Die Frist zur Erhebung einer Beschwerde endete sohin nicht am 27.03.2024, sondern bereits am 26.03.2024.
Die erst am 27.03.2024 erhobene Beschwerde ist daher als verspätet zurückzuweisen.
4. Eine mündliche Verhandlung kann gemäß § 27 BFA-VG unterbleiben, wenn der Sachverhalt aus der Aktenlage in Verbindung mit der Beschwerde geklärt erscheint oder sich aus den bisherigen Ermittlungen zweifelsfrei ergibt, dass das Vorbringen nicht den Tatsachen entspricht. Im Übrigen gilt § 24 VwGVG.
Die Verhandlung kann gemäß § 24 Abs. 2 VwGVG entfallen, wenn der das vorangegangene Verwaltungsverfahren einleitende Antrag der Partei oder die Beschwerde zurückzuweisen ist oder bereits auf Grund der Aktenlage feststeht, dass der mit Beschwerde angefochtene Bescheid aufzuheben oder die angefochtene Ausübung unmittelbarer verwaltungsbehördlicher Befehls- und Zwangsgewalt für rechtswidrig zu erklären ist (Z 1) oder die Säumnisbeschwerde zurückzuweisen oder abzuweisen ist (Z 2) oder wenn die Rechtssache durch einen Rechtspfleger erledigt wird (Z 3).
Die mündliche Verhandlung konnte gemäß § 24 Abs. 2 Z 1 VwGVG entfallen.
Zu B) Unzulässigkeit der Revision:
Gemäß § 25a Abs. 1 VwGG hat das Verwaltungsgericht im Spruch seines Erkenntnisses oder Beschlusses auszusprechen, ob die Revision gemäß Art. 133 Abs. 4 B-VG zulässig ist. Der Ausspruch ist kurz zu begründen.
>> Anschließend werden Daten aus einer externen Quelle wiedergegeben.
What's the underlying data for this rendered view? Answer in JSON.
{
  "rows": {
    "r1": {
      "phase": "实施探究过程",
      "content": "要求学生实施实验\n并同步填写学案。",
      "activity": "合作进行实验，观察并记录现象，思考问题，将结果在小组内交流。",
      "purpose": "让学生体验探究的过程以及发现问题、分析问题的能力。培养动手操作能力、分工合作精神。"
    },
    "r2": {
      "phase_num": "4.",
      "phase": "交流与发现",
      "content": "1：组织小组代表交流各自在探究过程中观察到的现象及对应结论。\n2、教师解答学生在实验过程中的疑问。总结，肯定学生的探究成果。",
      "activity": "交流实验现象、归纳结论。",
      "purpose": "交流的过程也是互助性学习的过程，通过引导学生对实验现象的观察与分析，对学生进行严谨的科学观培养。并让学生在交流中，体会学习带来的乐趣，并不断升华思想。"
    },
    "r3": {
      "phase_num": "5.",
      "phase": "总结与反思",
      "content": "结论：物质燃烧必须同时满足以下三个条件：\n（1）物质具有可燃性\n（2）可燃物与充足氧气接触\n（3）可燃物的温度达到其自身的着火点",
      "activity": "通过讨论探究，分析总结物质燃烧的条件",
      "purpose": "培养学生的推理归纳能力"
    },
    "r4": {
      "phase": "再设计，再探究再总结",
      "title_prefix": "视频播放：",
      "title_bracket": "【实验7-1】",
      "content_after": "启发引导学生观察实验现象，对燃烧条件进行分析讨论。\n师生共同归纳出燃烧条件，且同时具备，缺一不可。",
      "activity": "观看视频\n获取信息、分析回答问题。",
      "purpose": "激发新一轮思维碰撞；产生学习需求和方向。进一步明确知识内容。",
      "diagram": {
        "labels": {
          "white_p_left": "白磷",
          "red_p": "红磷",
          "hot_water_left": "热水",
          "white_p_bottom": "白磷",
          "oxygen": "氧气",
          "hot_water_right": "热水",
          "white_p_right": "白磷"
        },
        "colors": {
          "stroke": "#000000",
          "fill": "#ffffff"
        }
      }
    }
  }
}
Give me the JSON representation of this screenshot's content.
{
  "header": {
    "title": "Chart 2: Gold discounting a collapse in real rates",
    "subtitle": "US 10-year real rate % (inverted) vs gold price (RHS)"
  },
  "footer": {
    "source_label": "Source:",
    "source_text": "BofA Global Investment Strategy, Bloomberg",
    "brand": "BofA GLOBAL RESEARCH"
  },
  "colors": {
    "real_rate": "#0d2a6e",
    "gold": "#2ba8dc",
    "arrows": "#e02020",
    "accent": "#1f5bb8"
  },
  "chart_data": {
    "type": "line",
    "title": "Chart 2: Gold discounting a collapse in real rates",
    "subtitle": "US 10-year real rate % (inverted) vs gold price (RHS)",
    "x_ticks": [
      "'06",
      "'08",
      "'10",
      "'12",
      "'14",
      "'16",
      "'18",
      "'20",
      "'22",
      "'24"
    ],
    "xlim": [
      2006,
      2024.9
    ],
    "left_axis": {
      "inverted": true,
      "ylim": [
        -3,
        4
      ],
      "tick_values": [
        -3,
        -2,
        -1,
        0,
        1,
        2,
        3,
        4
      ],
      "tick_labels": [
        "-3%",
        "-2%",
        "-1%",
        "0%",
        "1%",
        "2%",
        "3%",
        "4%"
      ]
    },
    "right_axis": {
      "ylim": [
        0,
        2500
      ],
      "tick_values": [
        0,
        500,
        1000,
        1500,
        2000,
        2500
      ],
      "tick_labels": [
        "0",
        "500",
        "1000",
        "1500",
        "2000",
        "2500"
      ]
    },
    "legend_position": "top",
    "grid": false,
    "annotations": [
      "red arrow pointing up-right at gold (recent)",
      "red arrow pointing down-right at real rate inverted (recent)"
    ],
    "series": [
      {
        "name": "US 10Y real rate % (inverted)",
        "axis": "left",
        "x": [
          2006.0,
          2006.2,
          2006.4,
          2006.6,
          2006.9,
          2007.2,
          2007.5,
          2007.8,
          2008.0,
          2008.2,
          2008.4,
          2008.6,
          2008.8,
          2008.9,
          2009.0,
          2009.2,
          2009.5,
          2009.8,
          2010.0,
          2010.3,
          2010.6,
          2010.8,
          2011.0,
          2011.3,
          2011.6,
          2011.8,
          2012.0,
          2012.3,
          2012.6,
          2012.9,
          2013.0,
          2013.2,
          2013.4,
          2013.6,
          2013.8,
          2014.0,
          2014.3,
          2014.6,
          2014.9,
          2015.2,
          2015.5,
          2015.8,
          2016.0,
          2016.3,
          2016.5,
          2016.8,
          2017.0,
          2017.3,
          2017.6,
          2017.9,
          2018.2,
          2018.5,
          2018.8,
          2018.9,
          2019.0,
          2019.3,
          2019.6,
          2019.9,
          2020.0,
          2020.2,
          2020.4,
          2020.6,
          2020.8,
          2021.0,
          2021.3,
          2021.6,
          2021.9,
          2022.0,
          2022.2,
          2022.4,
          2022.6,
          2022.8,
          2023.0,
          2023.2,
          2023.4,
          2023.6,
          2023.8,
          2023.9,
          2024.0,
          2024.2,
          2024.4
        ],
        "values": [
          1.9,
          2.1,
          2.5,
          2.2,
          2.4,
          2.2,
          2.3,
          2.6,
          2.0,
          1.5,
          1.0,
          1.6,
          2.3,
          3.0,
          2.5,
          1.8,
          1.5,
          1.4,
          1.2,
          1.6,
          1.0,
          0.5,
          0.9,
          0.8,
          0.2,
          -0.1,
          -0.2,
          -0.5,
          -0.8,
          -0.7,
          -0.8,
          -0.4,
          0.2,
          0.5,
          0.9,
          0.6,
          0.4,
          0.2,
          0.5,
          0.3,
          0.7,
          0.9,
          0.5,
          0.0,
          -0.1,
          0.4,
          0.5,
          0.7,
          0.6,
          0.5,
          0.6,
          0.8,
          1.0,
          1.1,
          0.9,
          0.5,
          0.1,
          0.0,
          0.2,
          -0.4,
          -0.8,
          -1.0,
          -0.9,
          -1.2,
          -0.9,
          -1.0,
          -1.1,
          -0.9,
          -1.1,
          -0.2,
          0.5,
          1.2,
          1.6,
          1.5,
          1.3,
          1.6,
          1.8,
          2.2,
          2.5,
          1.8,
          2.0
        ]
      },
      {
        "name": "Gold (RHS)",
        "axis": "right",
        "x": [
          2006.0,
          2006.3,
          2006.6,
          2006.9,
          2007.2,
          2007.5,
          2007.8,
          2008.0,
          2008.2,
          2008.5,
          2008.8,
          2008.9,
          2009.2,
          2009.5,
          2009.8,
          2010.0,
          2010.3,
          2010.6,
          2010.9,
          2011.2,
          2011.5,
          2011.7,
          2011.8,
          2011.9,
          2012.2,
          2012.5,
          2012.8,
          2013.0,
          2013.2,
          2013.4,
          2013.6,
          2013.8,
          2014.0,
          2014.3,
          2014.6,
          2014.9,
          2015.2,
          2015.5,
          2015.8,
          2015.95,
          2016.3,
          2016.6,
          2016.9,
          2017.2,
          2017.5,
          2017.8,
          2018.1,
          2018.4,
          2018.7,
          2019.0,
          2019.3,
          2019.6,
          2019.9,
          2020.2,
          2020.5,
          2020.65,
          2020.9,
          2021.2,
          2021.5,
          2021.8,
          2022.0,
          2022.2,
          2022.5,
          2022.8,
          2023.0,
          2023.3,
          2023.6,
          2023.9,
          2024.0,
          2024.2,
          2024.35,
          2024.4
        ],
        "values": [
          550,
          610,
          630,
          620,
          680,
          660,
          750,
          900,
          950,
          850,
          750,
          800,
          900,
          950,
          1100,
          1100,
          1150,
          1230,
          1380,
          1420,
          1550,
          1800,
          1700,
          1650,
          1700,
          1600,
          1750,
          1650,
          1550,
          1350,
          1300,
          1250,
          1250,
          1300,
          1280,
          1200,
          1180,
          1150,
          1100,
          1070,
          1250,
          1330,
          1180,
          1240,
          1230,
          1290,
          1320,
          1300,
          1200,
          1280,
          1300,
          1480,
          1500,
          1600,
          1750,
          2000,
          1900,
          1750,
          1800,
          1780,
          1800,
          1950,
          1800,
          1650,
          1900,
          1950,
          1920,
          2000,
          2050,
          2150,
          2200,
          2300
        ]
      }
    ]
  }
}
Die Revision ist gemäß Art. 133 Abs. 4 B-VG nicht zulässig, weil die Entscheidung nicht von der Lösung einer Rechtsfrage abhängt, der grundsätzliche Bedeutung zukommt. Weder weicht die gegenständliche Entscheidung von der bisherigen Rechtsprechung des Verwaltungsgerichtshofes ab, noch fehlt es an einer Rechtsprechung; weiters ist die vorliegende Rechtsprechung des Verwaltungsgerichtshofes auch nicht als uneinheitlich zu beurteilen. Auch liegen keine sonstigen Hinweise auf eine grundsätzliche Bedeutung der zu lösenden Rechtsfrage vor.